La organización arquitectónica ofrecida al visitante (el ultimo piso son oficinas y hay ciertos espacios de uso técnico) se complementa con algunos espacios vacíos que sorprenden en algunos puntos el recorrido y que no hacen sino testimoniar el lema siempre presente: el vacío y la ausencia.
A estos espacios vacíos y al contenido le dedicaré otros comentarios en los próximos días.

miércoles, 15 de diciembre de 2010

SACHSENHAUSEN

Arbeit macht frei (El trabajo os hará libres).

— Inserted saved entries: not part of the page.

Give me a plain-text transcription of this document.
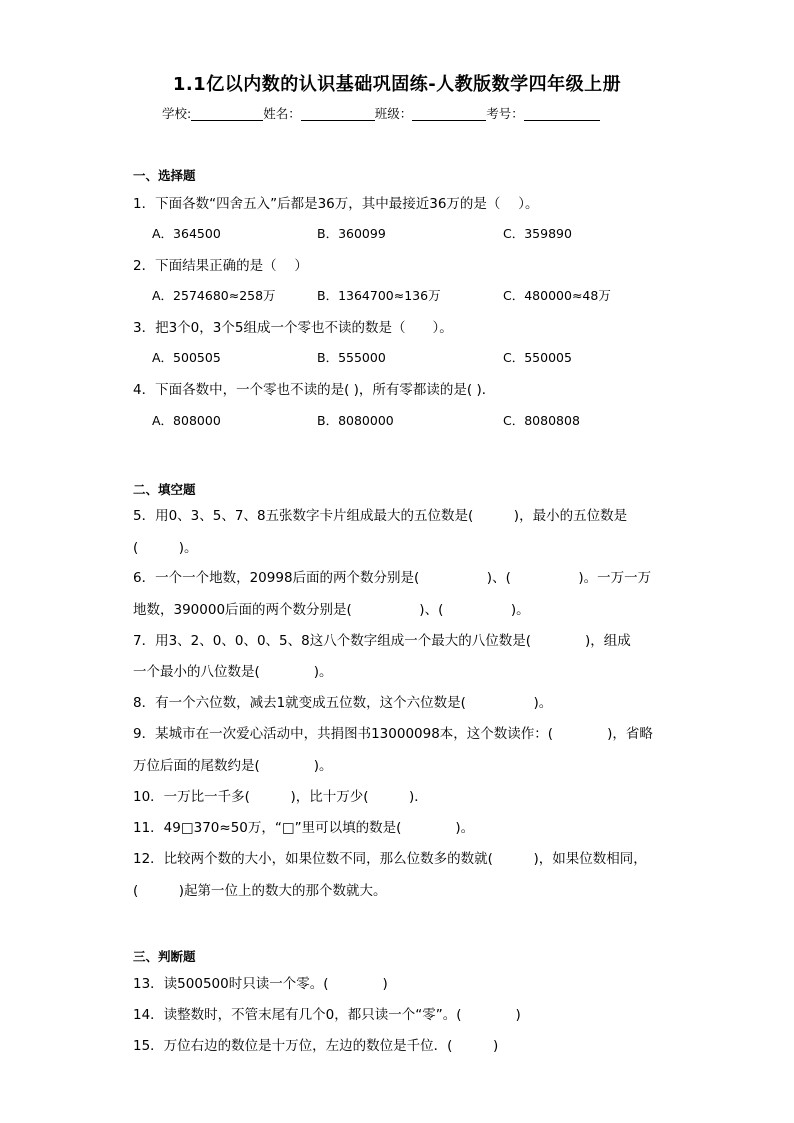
1.1亿以内数的认识基础巩固练-人教版数学四年级上册
学校:	姓名：	班级：	考号：
一、选择题
1．下面各数“四舍五入”后都是36万，其中最接近36万的是（　 ）。
A．364500	B．360099	C．359890
2．下面结果正确的是（　 ）
A．2574680≈258万	B．1364700≈136万	C．480000≈48万
3．把3个0，3个5组成一个零也不读的数是（　　）。
A．500505	B．555000	C．550005
4．下面各数中，一个零也不读的是( )，所有零都读的是( )．
A．808000	B．8080000	C．8080808
二、填空题
5．用0、3、5、7、8五张数字卡片组成最大的五位数是(　　　)，最小的五位数是
(　　　)。
6．一个一个地数，20998后面的两个数分别是(　　　　　)、(　　　　　)。一万一万
地数，390000后面的两个数分别是(　　　　　)、(　　　　　)。
7．用3、2、0、0、0、5、8这八个数字组成一个最大的八位数是(　　　　)，组成
一个最小的八位数是(　　　　)。
8．有一个六位数，减去1就变成五位数，这个六位数是(　　　　　)。
9．某城市在一次爱心活动中，共捐图书13000098本，这个数读作：(　　　　)，省略
万位后面的尾数约是(　　　　)。
10．一万比一千多(　　　)，比十万少(　　　)．
11．49□370≈50万，“□”里可以填的数是(　　　　)。
12．比较两个数的大小，如果位数不同，那么位数多的数就(　　　)，如果位数相同，
(　　　)起第一位上的数大的那个数就大。
三、判断题
13．读500500时只读一个零。(　　　　)
14．读整数时，不管末尾有几个0，都只读一个“零”。(　　　　)
15．万位右边的数位是十万位，左边的数位是千位．(　　　)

Esta frase recibía a los prisioneros en la puerta de acceso. Comenzaba el desprecio.
  Situado en las cercanías de Berlín, Sachsenhausen fue un Campo de concentración nazi durante el período de 1936 a 1945. Por sus instalaciones pasaron, o quedaron para siempre, unas 200.000 personas, adversarios del régimen, miembros de colectivos considerados inferiores, y prisioneros de guerra. Por su proximidad a la capital, Berlín, sirvió de escuela a la mayoría del personal destinado a otros campos. De hecho se proyectó como campo de concentración típico e ideal para todo el territorio del Reich. En cierta medida es el heredero del Campo de concentración de Orianenburgo en funcionamiento desde 1933 a 1934 en una población limítrofe a Sachsenhausen. Sólo tres meses después de concluir la guerra las instalaciones del campo de concentración se convierten en un Campo especial tutelado por el ejército soviético. En este tiempo 60.000 prisioneros fueron retenidos o murieron en sus instalaciones. Entre los años 1961 y 1990 (básicamente el período de existencia de la RDA) el conjunto se denomina Lugar Nacional de Recuerdo y Conmemoración de Sachsenhausen. Se destruyen casi todas las construcciones originales, y se aboga por un monumento, la reconstrucción de algunos barracones y algunos restos significativos para destacar la victoria sobre el fascismo. Desde 1993, es decir tras la unificación alemana, se adopta la denominación de Lugar Conmemorativo y Museo de Sachsenhausen.
Torre A. Es la torre de entrada. Desde la balconada que mira al campo se domina todo el terreno. Entre cadenas, el lugar donde se situó el patíbulo. Las ejecuciones siempre eran públicas.
  Hace una semana hice una visita de actualización de conocimientos sobre los museos berlineses a los que dedicaré varias entradas en este blog. La visita al Museo Judío de Berlín realizada en todo momento desde la emoción de lo sentido entre sus muros y el reconocimiento  de la aceptación por los alemanes de su propia historia (en el doble sentido de autocrítica por su parte y respeto por la mía) me aconsejaron profundizar un poco más en esa sensación visitando Sachsenhausen. El Museo Judío de Berlín es obra de un judío polaco en un programa arquitectónico de ”actualización” de Berlín como capital. Sachsenhausen es la obra de alemanes de diversas épocas sobre su propia memoria histórica en las fases menos honrosas para dar “recuerdo” e “instrucción” a las generaciones venideras. Con las comillas quiero señalar lo ambiguo que se presentan en este contexto los conceptos de recuerdo e instrucción o enseñanza.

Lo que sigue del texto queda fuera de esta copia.